Tralasciamo pure la ridicola apparizione del vate anti camorra a Zuccotti Park, completamente ignorata dai media americana e glorificata in Italia solo da Repubblica, quando perfino il Corriere, giornale sul quale lo scrittore pubblica i suoi articoli, ha preferito glissare sulla promozionale passeggiata newyorkese de ragazzo di Caserta, ma sull'errore ortografico commesso e poi difeso e giustificato non si può tacere.
Le regole della lingua italiana parlano chiaro: si scrive qual è e non qual'è.
Sarebbe bastato da parte di Saviano il riconoscere l'erore e giustificarlo con la fretta, la scarsa attenzione prestata a quanto stava battendo sulla tastiera del Pc, che lo stesso mezzo che stava usando, Twitter, con la sua limitazione nel numero dei caratteri a disposizione per scrivere indulge a usare un linguaggio familiare, poco pretenzioso e facilita l'errore ortografico.

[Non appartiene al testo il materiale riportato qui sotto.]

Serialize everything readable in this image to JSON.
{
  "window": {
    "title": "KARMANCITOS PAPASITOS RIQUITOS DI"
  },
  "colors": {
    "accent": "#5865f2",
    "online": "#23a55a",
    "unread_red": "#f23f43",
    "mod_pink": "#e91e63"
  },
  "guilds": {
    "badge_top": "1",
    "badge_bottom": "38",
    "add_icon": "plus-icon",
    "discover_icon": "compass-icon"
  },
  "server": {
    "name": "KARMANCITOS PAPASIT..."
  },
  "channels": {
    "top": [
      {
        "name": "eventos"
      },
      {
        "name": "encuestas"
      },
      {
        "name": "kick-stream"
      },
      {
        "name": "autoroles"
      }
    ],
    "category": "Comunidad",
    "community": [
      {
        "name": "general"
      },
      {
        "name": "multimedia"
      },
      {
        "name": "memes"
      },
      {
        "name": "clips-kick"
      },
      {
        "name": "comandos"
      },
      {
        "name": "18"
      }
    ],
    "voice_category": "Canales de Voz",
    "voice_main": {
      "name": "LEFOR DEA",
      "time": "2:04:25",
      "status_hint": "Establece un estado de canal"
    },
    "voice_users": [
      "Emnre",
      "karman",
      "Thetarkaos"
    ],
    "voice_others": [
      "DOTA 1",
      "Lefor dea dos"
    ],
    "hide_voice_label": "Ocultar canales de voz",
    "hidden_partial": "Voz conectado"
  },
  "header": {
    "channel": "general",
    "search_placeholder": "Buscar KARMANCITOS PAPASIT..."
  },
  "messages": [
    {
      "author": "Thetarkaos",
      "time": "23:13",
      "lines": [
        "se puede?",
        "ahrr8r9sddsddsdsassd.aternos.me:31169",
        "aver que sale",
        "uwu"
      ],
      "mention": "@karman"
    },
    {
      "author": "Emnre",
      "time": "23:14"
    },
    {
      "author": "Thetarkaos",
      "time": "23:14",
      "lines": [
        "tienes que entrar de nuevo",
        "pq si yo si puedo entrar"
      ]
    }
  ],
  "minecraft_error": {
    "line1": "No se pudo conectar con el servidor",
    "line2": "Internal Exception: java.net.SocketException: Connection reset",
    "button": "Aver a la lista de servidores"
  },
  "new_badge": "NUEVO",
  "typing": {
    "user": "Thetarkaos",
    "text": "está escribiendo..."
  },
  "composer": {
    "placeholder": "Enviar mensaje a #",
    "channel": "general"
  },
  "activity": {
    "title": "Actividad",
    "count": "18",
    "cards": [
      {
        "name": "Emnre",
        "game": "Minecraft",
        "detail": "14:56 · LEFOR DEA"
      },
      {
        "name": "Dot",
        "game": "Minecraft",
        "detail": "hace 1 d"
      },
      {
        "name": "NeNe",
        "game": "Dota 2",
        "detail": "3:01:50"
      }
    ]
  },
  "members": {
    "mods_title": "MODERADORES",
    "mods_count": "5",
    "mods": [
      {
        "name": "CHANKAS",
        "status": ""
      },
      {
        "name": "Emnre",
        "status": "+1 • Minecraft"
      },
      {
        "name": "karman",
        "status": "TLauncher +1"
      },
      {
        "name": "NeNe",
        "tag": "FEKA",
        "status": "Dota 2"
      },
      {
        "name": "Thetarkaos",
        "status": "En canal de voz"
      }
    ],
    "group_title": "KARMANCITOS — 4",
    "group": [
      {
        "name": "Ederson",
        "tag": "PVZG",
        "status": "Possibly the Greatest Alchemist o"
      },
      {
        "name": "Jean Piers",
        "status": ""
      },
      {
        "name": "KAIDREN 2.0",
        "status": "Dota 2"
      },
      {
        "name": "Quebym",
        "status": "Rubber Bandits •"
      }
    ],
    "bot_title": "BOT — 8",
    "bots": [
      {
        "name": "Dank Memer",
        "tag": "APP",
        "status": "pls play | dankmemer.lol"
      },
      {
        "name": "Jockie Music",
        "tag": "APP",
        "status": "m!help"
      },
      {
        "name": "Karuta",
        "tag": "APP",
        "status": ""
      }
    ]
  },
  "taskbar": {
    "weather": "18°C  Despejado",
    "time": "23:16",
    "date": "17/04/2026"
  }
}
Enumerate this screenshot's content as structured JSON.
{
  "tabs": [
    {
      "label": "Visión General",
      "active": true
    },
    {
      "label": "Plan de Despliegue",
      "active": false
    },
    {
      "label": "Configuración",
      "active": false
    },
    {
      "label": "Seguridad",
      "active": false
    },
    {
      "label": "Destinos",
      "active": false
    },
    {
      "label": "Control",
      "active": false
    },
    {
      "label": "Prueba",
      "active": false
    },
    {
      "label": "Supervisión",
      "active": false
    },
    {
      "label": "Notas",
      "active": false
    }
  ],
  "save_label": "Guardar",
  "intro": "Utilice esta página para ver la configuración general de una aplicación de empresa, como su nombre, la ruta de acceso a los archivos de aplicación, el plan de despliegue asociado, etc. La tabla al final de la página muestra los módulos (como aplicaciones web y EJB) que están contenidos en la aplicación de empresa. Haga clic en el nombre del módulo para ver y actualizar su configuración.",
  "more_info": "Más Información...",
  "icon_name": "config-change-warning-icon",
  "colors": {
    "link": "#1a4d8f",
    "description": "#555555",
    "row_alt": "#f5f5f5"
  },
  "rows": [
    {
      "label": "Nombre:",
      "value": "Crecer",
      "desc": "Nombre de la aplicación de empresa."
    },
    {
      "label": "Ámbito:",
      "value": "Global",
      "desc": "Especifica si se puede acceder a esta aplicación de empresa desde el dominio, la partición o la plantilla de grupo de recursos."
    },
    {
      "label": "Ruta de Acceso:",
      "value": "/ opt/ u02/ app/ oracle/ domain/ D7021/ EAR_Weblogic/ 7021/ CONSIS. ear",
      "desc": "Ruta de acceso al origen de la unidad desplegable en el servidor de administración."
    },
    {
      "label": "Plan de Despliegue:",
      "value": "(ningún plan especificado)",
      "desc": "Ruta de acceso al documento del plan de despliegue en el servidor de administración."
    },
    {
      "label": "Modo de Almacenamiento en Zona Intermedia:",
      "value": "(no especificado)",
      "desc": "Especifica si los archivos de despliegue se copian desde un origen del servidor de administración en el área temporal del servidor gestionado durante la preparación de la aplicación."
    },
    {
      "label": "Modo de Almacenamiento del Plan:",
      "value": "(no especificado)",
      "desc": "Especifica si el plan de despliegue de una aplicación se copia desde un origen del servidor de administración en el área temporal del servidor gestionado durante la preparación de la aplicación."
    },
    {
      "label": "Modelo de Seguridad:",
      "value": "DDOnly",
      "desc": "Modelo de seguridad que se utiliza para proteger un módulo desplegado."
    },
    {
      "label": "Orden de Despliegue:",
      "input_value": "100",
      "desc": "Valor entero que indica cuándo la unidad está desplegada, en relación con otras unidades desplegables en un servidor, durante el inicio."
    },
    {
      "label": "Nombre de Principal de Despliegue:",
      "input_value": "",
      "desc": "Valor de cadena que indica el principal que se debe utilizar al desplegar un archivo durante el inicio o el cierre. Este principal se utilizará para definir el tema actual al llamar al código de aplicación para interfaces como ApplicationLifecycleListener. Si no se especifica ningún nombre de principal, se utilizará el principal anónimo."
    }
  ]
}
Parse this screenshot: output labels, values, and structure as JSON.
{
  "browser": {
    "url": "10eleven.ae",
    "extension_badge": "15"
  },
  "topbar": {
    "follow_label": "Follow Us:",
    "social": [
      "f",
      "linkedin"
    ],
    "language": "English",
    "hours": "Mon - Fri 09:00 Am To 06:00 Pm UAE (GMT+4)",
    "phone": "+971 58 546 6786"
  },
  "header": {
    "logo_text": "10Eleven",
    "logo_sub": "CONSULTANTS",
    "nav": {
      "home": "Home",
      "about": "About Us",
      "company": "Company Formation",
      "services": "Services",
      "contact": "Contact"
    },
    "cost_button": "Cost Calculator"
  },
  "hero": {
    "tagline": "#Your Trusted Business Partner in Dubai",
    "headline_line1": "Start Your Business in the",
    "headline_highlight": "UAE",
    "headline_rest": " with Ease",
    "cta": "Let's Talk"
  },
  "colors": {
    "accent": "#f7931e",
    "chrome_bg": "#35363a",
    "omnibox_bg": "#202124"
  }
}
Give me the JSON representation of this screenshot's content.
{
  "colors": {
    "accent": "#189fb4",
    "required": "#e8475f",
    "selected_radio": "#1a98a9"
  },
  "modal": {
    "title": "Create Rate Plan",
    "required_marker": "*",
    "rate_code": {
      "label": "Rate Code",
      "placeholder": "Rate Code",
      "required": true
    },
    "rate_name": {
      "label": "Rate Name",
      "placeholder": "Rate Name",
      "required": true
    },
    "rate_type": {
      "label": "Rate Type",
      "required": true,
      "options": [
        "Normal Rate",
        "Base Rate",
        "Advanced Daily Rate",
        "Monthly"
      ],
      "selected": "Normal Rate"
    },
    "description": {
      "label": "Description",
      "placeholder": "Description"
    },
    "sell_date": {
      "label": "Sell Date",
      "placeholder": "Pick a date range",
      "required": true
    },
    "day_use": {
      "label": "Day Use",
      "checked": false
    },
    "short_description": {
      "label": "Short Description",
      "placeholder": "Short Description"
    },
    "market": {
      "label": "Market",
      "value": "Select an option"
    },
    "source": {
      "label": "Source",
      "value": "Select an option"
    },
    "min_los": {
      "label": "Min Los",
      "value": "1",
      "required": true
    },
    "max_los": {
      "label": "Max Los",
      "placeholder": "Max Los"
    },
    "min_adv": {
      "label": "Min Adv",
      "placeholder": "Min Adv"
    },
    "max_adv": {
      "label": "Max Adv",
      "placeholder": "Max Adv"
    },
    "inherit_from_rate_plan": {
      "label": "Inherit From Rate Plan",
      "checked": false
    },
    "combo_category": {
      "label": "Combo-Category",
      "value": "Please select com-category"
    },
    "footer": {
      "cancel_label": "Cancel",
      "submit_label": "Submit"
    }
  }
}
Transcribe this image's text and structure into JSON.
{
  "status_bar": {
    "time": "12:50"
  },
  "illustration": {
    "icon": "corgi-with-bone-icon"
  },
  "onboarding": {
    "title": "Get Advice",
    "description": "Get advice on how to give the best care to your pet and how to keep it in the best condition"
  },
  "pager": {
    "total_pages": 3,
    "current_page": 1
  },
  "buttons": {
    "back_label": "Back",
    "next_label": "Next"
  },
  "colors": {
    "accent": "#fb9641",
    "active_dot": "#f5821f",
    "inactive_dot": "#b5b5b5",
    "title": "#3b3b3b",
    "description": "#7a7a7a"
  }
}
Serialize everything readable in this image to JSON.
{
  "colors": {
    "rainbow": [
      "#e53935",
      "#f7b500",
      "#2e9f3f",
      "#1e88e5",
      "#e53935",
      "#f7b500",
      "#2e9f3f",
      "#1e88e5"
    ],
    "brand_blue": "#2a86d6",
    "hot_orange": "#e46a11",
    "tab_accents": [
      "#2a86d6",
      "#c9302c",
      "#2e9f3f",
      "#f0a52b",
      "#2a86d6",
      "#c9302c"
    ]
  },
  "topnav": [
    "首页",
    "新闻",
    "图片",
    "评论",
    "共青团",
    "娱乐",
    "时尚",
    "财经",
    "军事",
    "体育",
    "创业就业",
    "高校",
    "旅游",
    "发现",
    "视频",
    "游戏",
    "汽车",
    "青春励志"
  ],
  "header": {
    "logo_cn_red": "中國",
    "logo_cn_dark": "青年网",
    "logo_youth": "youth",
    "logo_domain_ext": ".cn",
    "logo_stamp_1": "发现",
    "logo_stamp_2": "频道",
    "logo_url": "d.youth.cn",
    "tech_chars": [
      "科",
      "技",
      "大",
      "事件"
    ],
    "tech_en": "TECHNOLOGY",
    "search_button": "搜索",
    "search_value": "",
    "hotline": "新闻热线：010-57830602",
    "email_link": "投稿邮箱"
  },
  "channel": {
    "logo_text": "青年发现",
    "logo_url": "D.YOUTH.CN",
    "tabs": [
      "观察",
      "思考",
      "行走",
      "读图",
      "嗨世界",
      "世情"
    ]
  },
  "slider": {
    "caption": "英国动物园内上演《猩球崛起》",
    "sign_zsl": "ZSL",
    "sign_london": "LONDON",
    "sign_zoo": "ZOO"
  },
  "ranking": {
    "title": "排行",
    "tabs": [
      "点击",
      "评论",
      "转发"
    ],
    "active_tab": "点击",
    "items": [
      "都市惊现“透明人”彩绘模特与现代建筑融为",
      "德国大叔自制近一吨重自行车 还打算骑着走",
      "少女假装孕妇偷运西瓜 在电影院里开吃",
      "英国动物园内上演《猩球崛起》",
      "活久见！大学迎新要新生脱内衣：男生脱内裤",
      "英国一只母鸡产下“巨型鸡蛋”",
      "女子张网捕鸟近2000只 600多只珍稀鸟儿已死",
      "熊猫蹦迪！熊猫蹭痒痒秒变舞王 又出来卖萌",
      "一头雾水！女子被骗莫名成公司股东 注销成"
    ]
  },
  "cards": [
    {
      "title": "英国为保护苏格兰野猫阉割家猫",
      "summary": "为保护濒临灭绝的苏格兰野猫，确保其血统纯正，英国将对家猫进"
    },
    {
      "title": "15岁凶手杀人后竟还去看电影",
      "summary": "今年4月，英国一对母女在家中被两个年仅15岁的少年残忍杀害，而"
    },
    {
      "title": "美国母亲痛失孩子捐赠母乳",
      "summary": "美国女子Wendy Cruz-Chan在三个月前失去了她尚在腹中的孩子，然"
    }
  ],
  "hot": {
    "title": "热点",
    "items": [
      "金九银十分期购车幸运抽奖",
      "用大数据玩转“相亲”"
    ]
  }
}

Errore ortografico che in realtà facciamo tutti noi dattilografi improvvisati, sia se siamo autori raffinati sia se siamo avventizi della letteratura e sarebbe opportuno non fare un dramma se qualcuno ce lo fa notare.
Un dramma inscenato invece da Roberto Saviano che, invece di correggere l'errore e ringraziare coloro che l'avevano corretto , ha preferito attaccare a testa bassa rivendicando per se il suo diritto di scrivere in modo errato, al pari di "Pirandello e Landolfi", issandosi sul podio del premio Nobel.
Lascio agli esperti le evidenti implicazioni psicoanalitiche della reazione dello scrittore, che mi appare molto simile a quella che ebbe Daniele Luttazzi, altro guru del radicalismo chic, quando cominciarono a circolare le accuse di plagio sulle sue battute, per evidenziare invece le reazioni di quanti da anni ormai hanno fatto di saviano il proprio leader spirituale.
Si va dalla giustificazionismo tipico del compagno di partito, come quella del giornalista del Corriere Beppe Severgnini (una delle prime firme del giornale milanese, tanto per far capire dove siamo arrivati), che elogia "la genuinità dell'errore" ed assolve il compagno di banco, alle reazioni irate dei più umili seguaci e lettori del Vate Campano, tipiche, ahinoi, di chi è convinto di seguire un capo consacrato, l'unto del Signore.
Perché è questa la conclusione del discorso: gli italiani tutti, o quasi, aspettano sempre un Unto del Signore che li liberi dal Male, incapaci evidentemente di pensare con le proprie teste e agire secondole proprie volontà, perfino se ha l'aspetto improponibile per un condottiero di Roberto Saviano.